Impelidos por estas estatísticas, os ativistas dos direitos de todo o mundo exigem mudanças nas leis nacionais do aborto e, desde 2000, mais de 30 países liberalizaram a sua abordagem. Em maio, os eleitores na Irlanda revogaram a proibição do aborto do país, uma vitória significativa numa sociedade profundamente influenciada pela sua fé católica. Até na Argentina, a esperança continua elevada. As sondagens de opinião revelam um forte apoio ao direito ao aborto e a lei que poderia ter salvado a vida de Elizabeth não avançou por apenas sete votos.

De qualquer modo, a luta está longe de acabar. A nível global, a procura na Internet de Misoprostol, um medicamento que as mulheres usam para provocar o aborto de forma segura, está a aumentar.
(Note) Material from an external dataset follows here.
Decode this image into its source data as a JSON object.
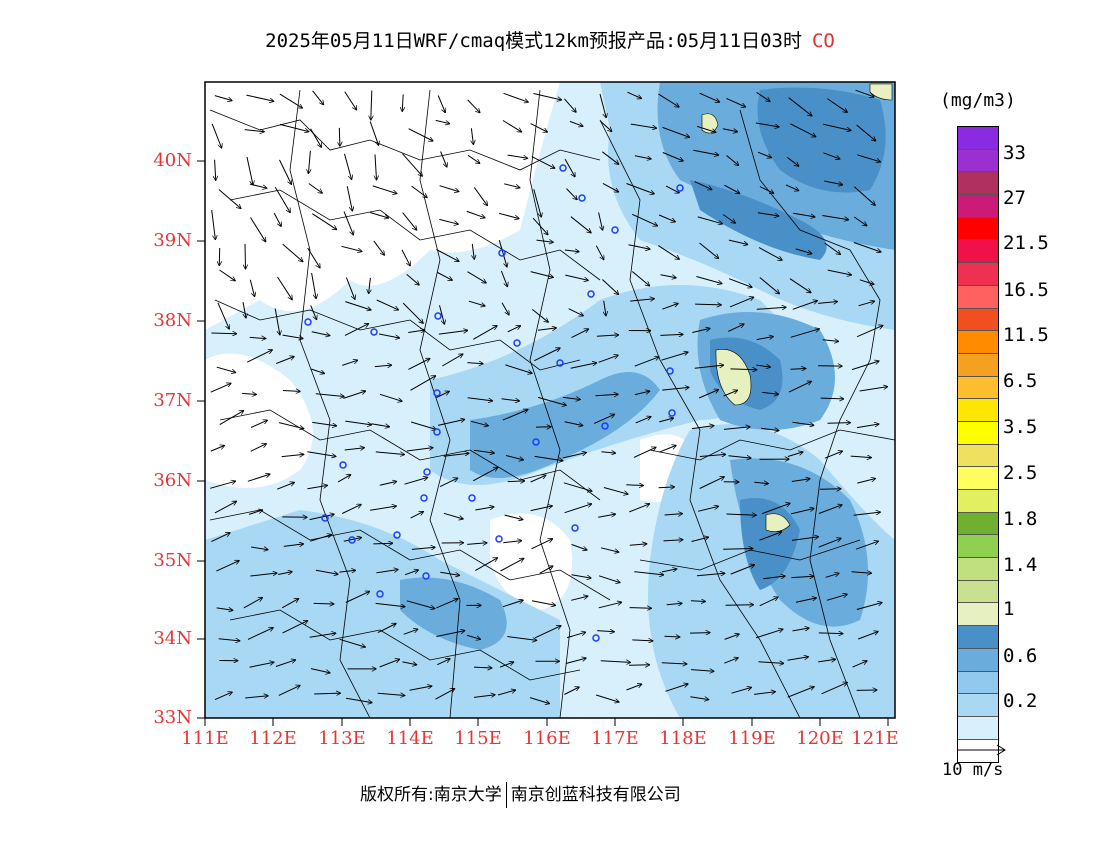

Em África do Sul, apenas cerca de 5% de clínicas e hospitais públicos disponibilizam a realização do aborto e um terço das mulheres ainda nem sabe que o aborto é legal. Enquanto isso, em Marrocos, as mulheres que lutam pelo direito ao aborto são presas e assediadas. E nos EUA, os ativistas estão a preparar-se para um recuo na liberdade reprodutiva, se o candidato ao Supremo Tribunal, Brett Kavanaugh, for confirmado.

A oposição mais feroz ao direito ao aborto começa na Igreja Católica e noutras forças conservadoras, e isso tem consequências diretas tanto para as mulheres como para os sistemas de cuidados de saúde dos seus países. Uma pesquisa recente, levada a cabo pela minha organização, a International Women’s Health Coalition, constatou que mais de 70 jurisdições em todo o mundo –inclusive em 45 estados da América –os profissionais de saúde podem negar às pacientes serviços relacionados com o aborto, tendo como base apenas as crenças pessoais dos médicos.

Estas restrições são inconcebíveis. O aborto faz parte da vida das mulheres. Está na altura de os governos ouvirem os milhões de mulheres que estão a exigir justiça reprodutiva e autonomia corporal. As leis têm de reconhecer e garantir o direito da mulher a ter cuidados de saúde sexuais e reprodutivos. A assistência tem de ser acessível a nível financeiro e médico. E todas as mulheres do mundo independentemente da idade, raça etnia, orientação sexual ou afiliação religiosa –têm de ter acesso a serviços de aborto seguro.

A Elizabeth nunca teve essas oportunidades e milhões de mulheres por esse mundo fora encontram-se na mesma situação. A menos que, e até que, isso mude, qualquer uma delas é uma potencial tragédia.

FRANÇOISE GIRARD

Françoise Girard é presidente da International Women’s Health Coalition.